チュートリアル #9
イルヴァーナは、すぐに朱音に対する攻撃をやめ、今、攻撃してきた杏奈のほうにその自身の大きな身体を向ける。
「こっちにゃ」
杏奈はすぐさまイルヴァーナから離れ、攻撃体勢にはいる。
「杏奈っ!! 」
「あたしは大丈夫。もしかしたら朱音に標的が向かうかもしれないから、防御は任せるよ」
「うん」
トモは自分に速度加速の魔法をかけ、朱音の元に駆け寄る。
「トモ・・・・・・」
「麻痺が治るまで後どれくらい? 」
「後1分みたいね・・・・・・」
「案外早く治るんだね」
「動けないけどね・・・・・・」
イルヴァーナの攻撃には、下位状態異常の麻痺が発生する場合があり、今回の場合、擦った程度の杏奈には発生せず、ある程度のダメージを受けた朱音には発生したのだ。
「【ホーリーガード】で治せるんじゃなかったの? 」
「えへへ。さっき自分に速度加速を使っちゃって、魔力が無くなってね・・・・・・」
「はぁ・・・・・・。なんかトモらしい気がするわ・・・・・・」
「私らしいって・・・・・・? 」
「後で言うわ・・・・・・。麻痺がそろそろ治るみたいだし、杏奈の援護しにいかないと」
立ち上がろうとした朱音にトモは、そっと手差し出す。
「ありがと。それと、これ・・・・・・」
朱音の手中に1つの瓶状のものが現れる。
「魔力ポーションね。ありがとう」
朱音からそれを受け取り、飲み干す。
「それじゃ、行くわよ? トモ」
「うん」
トモと朱音は杏奈の援護にまわる。
「待ってたにゃあ・・・・・・。そろそろ1人ではきついにゃ」
イルヴァーナの体力ゲージは3分の2まで減っていて、ゲージの色は赤色に変化していたが、それは杏奈の体力も同じだった。
「下がって杏奈」
「にゃ・・・・・・」
朱音の声に従うように、杏奈は後ろに飛ぶ。
トモは杏奈が後ろに下がったのを確認してから。
「朱音っ! 」
「うん。
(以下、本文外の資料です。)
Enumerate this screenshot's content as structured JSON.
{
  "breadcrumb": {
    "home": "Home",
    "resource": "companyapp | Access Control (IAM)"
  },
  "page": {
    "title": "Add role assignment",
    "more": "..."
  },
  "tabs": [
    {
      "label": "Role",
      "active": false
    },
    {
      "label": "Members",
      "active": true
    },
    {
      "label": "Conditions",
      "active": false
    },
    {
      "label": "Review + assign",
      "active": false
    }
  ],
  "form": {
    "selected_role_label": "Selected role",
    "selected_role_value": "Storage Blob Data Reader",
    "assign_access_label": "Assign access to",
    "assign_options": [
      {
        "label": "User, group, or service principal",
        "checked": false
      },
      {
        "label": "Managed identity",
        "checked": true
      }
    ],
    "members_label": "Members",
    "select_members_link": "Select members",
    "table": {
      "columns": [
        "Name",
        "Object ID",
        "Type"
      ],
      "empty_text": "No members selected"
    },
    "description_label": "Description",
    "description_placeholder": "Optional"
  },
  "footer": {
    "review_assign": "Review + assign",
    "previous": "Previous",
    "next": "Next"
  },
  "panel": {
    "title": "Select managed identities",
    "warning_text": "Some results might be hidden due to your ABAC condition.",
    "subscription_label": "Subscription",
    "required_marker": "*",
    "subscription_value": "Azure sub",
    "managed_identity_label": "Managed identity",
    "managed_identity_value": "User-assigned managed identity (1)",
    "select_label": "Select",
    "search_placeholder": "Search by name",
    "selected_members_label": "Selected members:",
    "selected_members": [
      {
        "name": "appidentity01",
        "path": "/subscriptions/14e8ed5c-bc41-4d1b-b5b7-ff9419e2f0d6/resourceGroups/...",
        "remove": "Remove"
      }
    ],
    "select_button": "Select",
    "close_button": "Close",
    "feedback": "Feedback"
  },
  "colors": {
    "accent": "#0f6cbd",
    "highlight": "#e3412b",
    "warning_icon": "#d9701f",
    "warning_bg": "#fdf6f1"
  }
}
任せなさい」
朱音はがっちりと【2丁の雷煌】を握りなおす。
「【雷砲】っ! 」
トモがイルヴァーナの左側に回ったのを見てから、朱音は右に出て、さっき撃ったものの雷属性の弾丸を放つ。
その雷砲はイルヴァーナに命中するが。
「ちっ・・・・・・」
やはり雷属性に雷属性は合わないのが分かる。
「【雹流】っ!! 」
そうトモが唱えるとそれに呼応するように、上空からイルヴァーナに向かって雹が降ってくる。
「ガッ・・・・・・ル・・・・・・」
それの全てがイルヴァーナに命中する。